03)ヘリカルCT画像のコンピューター支援自動診断システムの開発を行い、診断医と同等、または、これを上回る診断能を有するシステムの開発に成功した。
04)検診にCT導入後5年生存率は82%であり、導入前の5年生存率48%に比して有意に良好であった。
05)上部消化管に対する分光内視鏡検査の結果、正常部とがん部とでは分光スペクトルが異なることが証明された。
06)医療データのセキュリティを保持するためのICカードの鍵システムの開発を行った。
07)がん画像レファレンスデータベースの構築を行い、インターネット上に公開した。
08)乳がん病理ミクロ像に対するコンピューター支援自動診断装置の開発を行い良好な結果が得られた。
B)考察01)早期の肺がんは肺胞上皮に沿ってがんが広がって病変内に含気が多く、従来の胸部X線検査では発見不能と考えられた。
02)肺がんは世界中でも最も普遍的ながんであり、米国メイヨークリニックと協同研究を行うことは国際的な視野からも有用と考えられた。
03)ヘリカルCTの画像を精度の高いコンピューター支援自動診断システムを用いて処理することは精度の高い肺がん検診を能率よく行う上で重要と考えられた。
04)肺がん検診にヘリカルCTを用い、より早期の肺がんを発することによって肺がんの治療成績を向上させることが可能であることが証明された。
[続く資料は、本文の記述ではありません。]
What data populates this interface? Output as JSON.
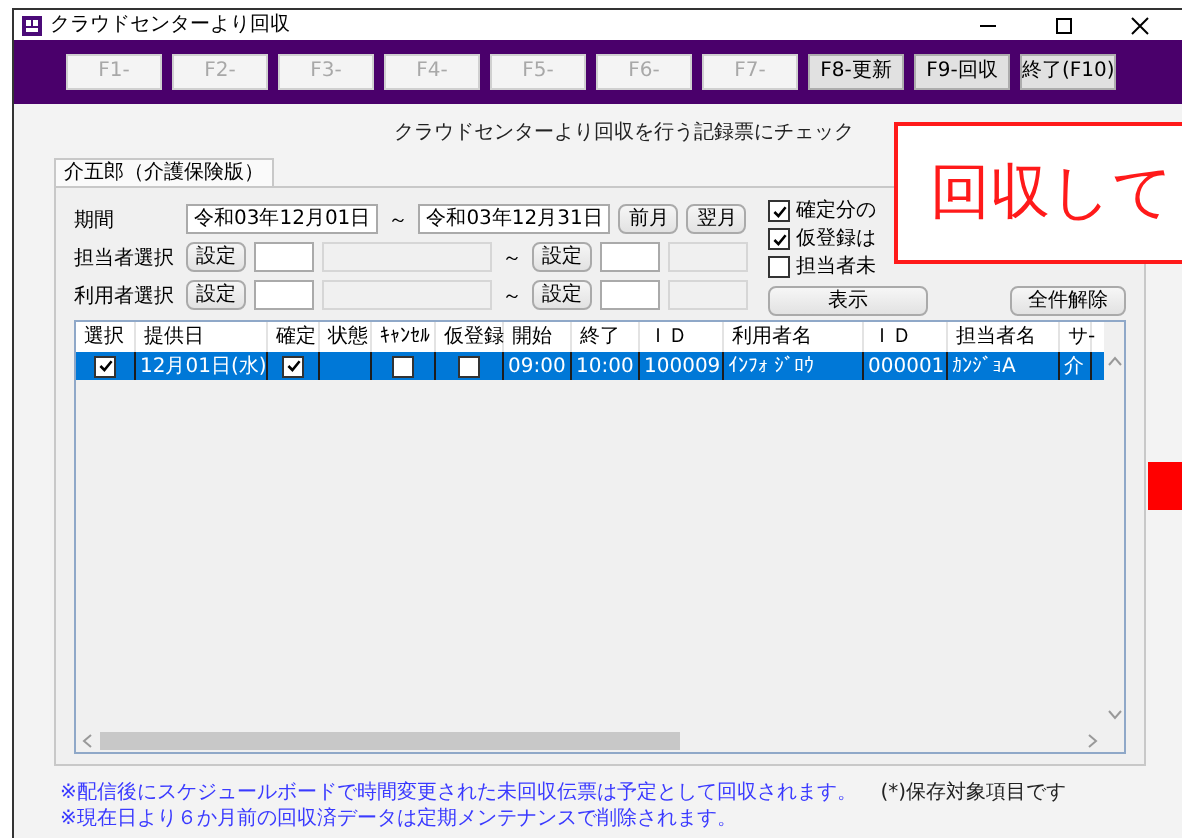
{
  "window": {
    "title": "クラウドセンターより回収"
  },
  "function_keys": [
    {
      "label": "F1-",
      "disabled": true
    },
    {
      "label": "F2-",
      "disabled": true
    },
    {
      "label": "F3-",
      "disabled": true
    },
    {
      "label": "F4-",
      "disabled": true
    },
    {
      "label": "F5-",
      "disabled": true
    },
    {
      "label": "F6-",
      "disabled": true
    },
    {
      "label": "F7-",
      "disabled": true
    },
    {
      "label": "F8-更新",
      "disabled": false
    },
    {
      "label": "F9-回収",
      "disabled": false
    },
    {
      "label": "終了(F10)",
      "disabled": false
    }
  ],
  "instruction": "クラウドセンターより回収を行う記録票にチェック",
  "tabs": [
    {
      "label": "介五郎（介護保険版）",
      "selected": true
    }
  ],
  "period": {
    "label": "期間",
    "from": "令和03年12月01日",
    "separator": "～",
    "to": "令和03年12月31日",
    "buttons": [
      "前月",
      "翌月"
    ]
  },
  "selectors": [
    {
      "label": "担当者選択",
      "from_button": "設定",
      "separator": "～",
      "to_button": "設定"
    },
    {
      "label": "利用者選択",
      "from_button": "設定",
      "separator": "～",
      "to_button": "設定"
    }
  ],
  "options": [
    {
      "label": "確定分の",
      "checked": true
    },
    {
      "label": "仮登録は",
      "checked": true
    },
    {
      "label": "担当者未",
      "checked": false
    }
  ],
  "show_button": "表示",
  "clear_all_button": "全件解除",
  "table": {
    "columns": [
      "選択",
      "提供日",
      "確定",
      "状態",
      "ｷｬﾝｾﾙ",
      "仮登録",
      "開始",
      "終了",
      "ＩＤ",
      "利用者名",
      "ＩＤ",
      "担当者名",
      "サ-"
    ],
    "rows": [
      {
        "selected": true,
        "cells": [
          {
            "kind": "check",
            "checked": true
          },
          {
            "kind": "text",
            "text": "12月01日(水)"
          },
          {
            "kind": "check",
            "checked": true
          },
          {
            "kind": "empty"
          },
          {
            "kind": "check",
            "checked": false
          },
          {
            "kind": "check",
            "checked": false
          },
          {
            "kind": "text",
            "text": "09:00"
          },
          {
            "kind": "text",
            "text": "10:00"
          },
          {
            "kind": "text",
            "text": "100009"
          },
          {
            "kind": "text",
            "text": "ｲﾝﾌｫ ｼﾞﾛｳ"
          },
          {
            "kind": "text",
            "text": "000001"
          },
          {
            "kind": "text",
            "text": "ｶﾝｼﾞｮA"
          },
          {
            "kind": "text",
            "text": "介"
          }
        ]
      }
    ]
  },
  "notes": [
    "※配信後にスケジュールボードで時間変更された未回収伝票は予定として回収されます。",
    "※現在日より６か月前の回収済データは定期メンテナンスで削除されます。"
  ],
  "legend": "(*)保存対象項目です",
  "callout": {
    "text": "回収して"
  }
}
05)分光内視鏡装置による正常部とがん部との分光スペクトルの解析からがん病変部を認識することは新しいがん診断法として有用と考えられた。
06)医療情報のセキュリティ保守は大切なことであり、精度の高い保守システムを構築することはがん診療上有用と考えられた。
07)がん画像レファレンスシャルデータベースを広くインターネット上に公開することはグローバルな観点から見てがん診療上有意義なことと考えられた。
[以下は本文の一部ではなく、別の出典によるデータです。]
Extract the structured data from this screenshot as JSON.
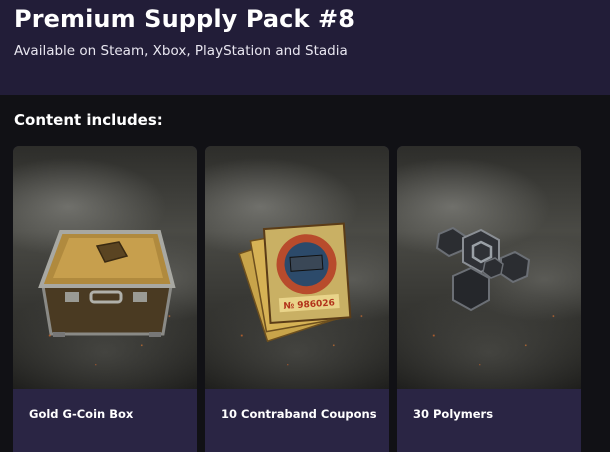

08)病理画像に対するコンピューター支援自動診断装置を利用することによって病理診断の精度は向上するものと考えられた。
結論
01)ヘリカルCTによる肺がん検診によって治療後の予後良好な早期肺がんが数多く発見できることが確認された。
02)メイヨークリニックと協同でのヘリカルCTによる肺がん検診が米国で開始された。
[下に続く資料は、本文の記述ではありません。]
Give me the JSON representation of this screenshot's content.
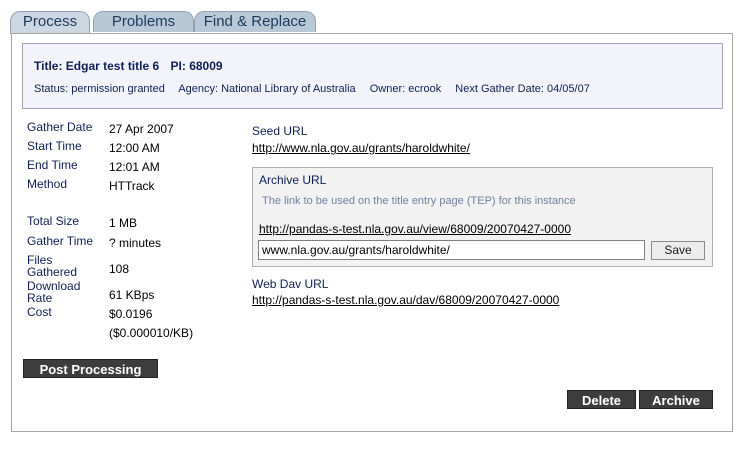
{
  "tabs": [
    {
      "label": "Process",
      "active": true
    },
    {
      "label": "Problems",
      "active": false
    },
    {
      "label": "Find & Replace",
      "active": false
    }
  ],
  "header": {
    "title_prefix": "Title:",
    "title": "Edgar test title 6",
    "pi_prefix": "PI:",
    "pi": "68009",
    "status": "Status: permission granted",
    "agency": "Agency: National Library of Australia",
    "owner": "Owner: ecrook",
    "next_gather": "Next Gather Date: 04/05/07"
  },
  "gather": {
    "gather_date_label": "Gather Date",
    "gather_date": "27 Apr 2007",
    "start_time_label": "Start Time",
    "start_time": "12:00 AM",
    "end_time_label": "End Time",
    "end_time": "12:01 AM",
    "method_label": "Method",
    "method": "HTTrack",
    "total_size_label": "Total Size",
    "total_size": "1 MB",
    "gather_time_label": "Gather Time",
    "gather_time": "? minutes",
    "files_label_1": "Files",
    "files_label_2": "Gathered",
    "files": "108",
    "rate_label_1": "Download",
    "rate_label_2": "Rate",
    "rate": "61 KBps",
    "cost_label": "Cost",
    "cost": "$0.0196",
    "cost_per_kb": "($0.000010/KB)"
  },
  "seed": {
    "label": "Seed URL",
    "url": "http://www.nla.gov.au/grants/haroldwhite/"
  },
  "archive": {
    "label": "Archive URL",
    "hint": "The link to be used on the title entry page (TEP) for this instance",
    "url": "http://pandas-s-test.nla.gov.au/view/68009/20070427-0000",
    "input_value": "www.nla.gov.au/grants/haroldwhite/",
    "save_label": "Save"
  },
  "webdav": {
    "label": "Web Dav URL",
    "url": "http://pandas-s-test.nla.gov.au/dav/68009/20070427-0000"
  },
  "buttons": {
    "post_processing": "Post Processing",
    "delete": "Delete",
    "archive": "Archive"
  }
}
03)ヘリカルCTの画像情報データを対象にコンピューター支援自動診断システムの開発を行い、画像診断医と同等、または同等以上の診断能を有するシステムの開発に成功した。
04)肺がん検診にCTを導入することによって肺がんの治療後の予後延命を改善させることが可能と考えられた。
05)胃病変に対して分光内視鏡による分光測定を行い、正常粘膜、腺腫、びらん、過形成ポリープ、進行胃がん、胃潰瘍との間で有意な分光スペクトルが存在することが確認された。
06)医療情報に対する秘密鍵情報を安全に管理するためのシステム、および原本性保証電子保存システムの開発を行った。
07)がん画像データベースの構築を行い、これをインターネット上で国内外に公開した。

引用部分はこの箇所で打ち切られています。